Ningxia: Muslims against police over mosque demolition
Hui Muslims living in the north-central and semi-desert province have traditionally been friendly to the government. More than a thousand police clash with residents in Taoshan. About 50 people are injured and 100 arrested, some sources say.
Hexi (AsiaNews) – More than a thousand police agents in anti-riot gear clashed with residents in Taoshan village, near the city of Hexi, in Ningxia, a semi-desert province in north-central China inhabited by ethnic Hui Muslims. The issue was the demolition of a local mosque. Unlike Uyghurs, Hui Muslims have traditionally been friendly to the government.

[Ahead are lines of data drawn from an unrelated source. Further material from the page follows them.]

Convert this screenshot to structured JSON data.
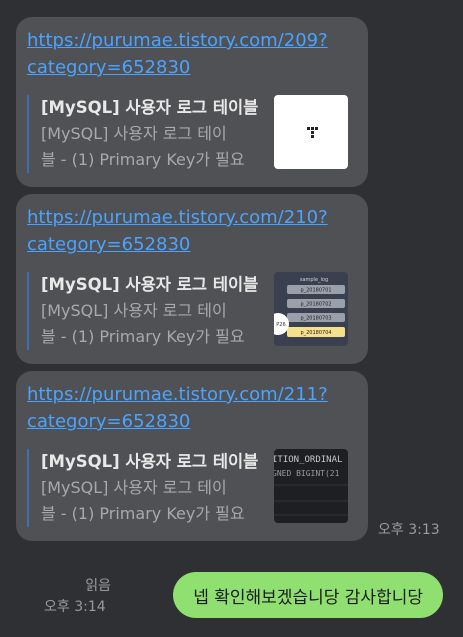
{
  "messages": [
    {
      "url": "https://purumae.tistory.com/209?category=652830",
      "url_line1": "https://purumae.tistory.com/209?",
      "url_line2": "category=652830",
      "title": "[MySQL] 사용자 로그 테이블",
      "desc_line1": "[MySQL] 사용자 로그 테이",
      "desc_line2": "블 - (1) Primary Key가 필요",
      "thumb": "blank-logo"
    },
    {
      "url": "https://purumae.tistory.com/210?category=652830",
      "url_line1": "https://purumae.tistory.com/210?",
      "url_line2": "category=652830",
      "title": "[MySQL] 사용자 로그 테이블",
      "desc_line1": "[MySQL] 사용자 로그 테이",
      "desc_line2": "블 - (1) Primary Key가 필요",
      "thumb": "diagram",
      "thumb_labels": [
        "sample_log",
        "p_20180701",
        "p_20180702",
        "p_20180703",
        "p_20180704",
        "P26"
      ]
    },
    {
      "url": "https://purumae.tistory.com/211?category=652830",
      "url_line1": "https://purumae.tistory.com/211?",
      "url_line2": "category=652830",
      "title": "[MySQL] 사용자 로그 테이블",
      "desc_line1": "[MySQL] 사용자 로그 테이",
      "desc_line2": "블 - (1) Primary Key가 필요",
      "thumb": "code",
      "thumb_labels": [
        "ITION_ORDINAL",
        "GNED BIGINT(21"
      ]
    }
  ],
  "received_time": "오후 3:13",
  "sent": {
    "read_label": "읽음",
    "time": "오후 3:14",
    "text": "넵 확인해보겠습니당 감사합니당"
  },
  "colors": {
    "background": "#2f3033",
    "bubble": "#505154",
    "link": "#4aa3ff",
    "my_bubble": "#8fe070"
  }
}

Local public officials confirmed the place of worship was demolished because it was deemed “illegal”. Sources cited by the Hong Kong-based Information Centre for Human Rights and Democracy (ICHRD) said that 50 people were injured and more than 100 detained last Saturday. Still more information is coming from the remote and sparsely populated province.
Hui Muslims are the area’s largest minority and have traditionally been friendly to the authorities. Unlike Turkic-speaking Uyghurs, Hui Islam is not anti-regime. The fact that on this occasion they openly challenged the regime is an indication that the government’s anti-religious crackdown is intensifying.
Hui religious practice is based on Qur‘anic teachings that focus on mosque prayers. Hui Muslims have traditionally shied away from politics or open criticism of the government’s religious policies. In fact, they have usually praised them for their openness, at least, until now.
In the past few years, China has become increasingly concerned that fundamentalism is growing among the hitherto “quiet” Hui and that it could fuel social tensions.
Once known for their liberal Islam, more and more people in Hui areas attend mosque prayers, more and more women are wearing the veil, and an increasing number of young people want to study Arabic and the Qur‘an.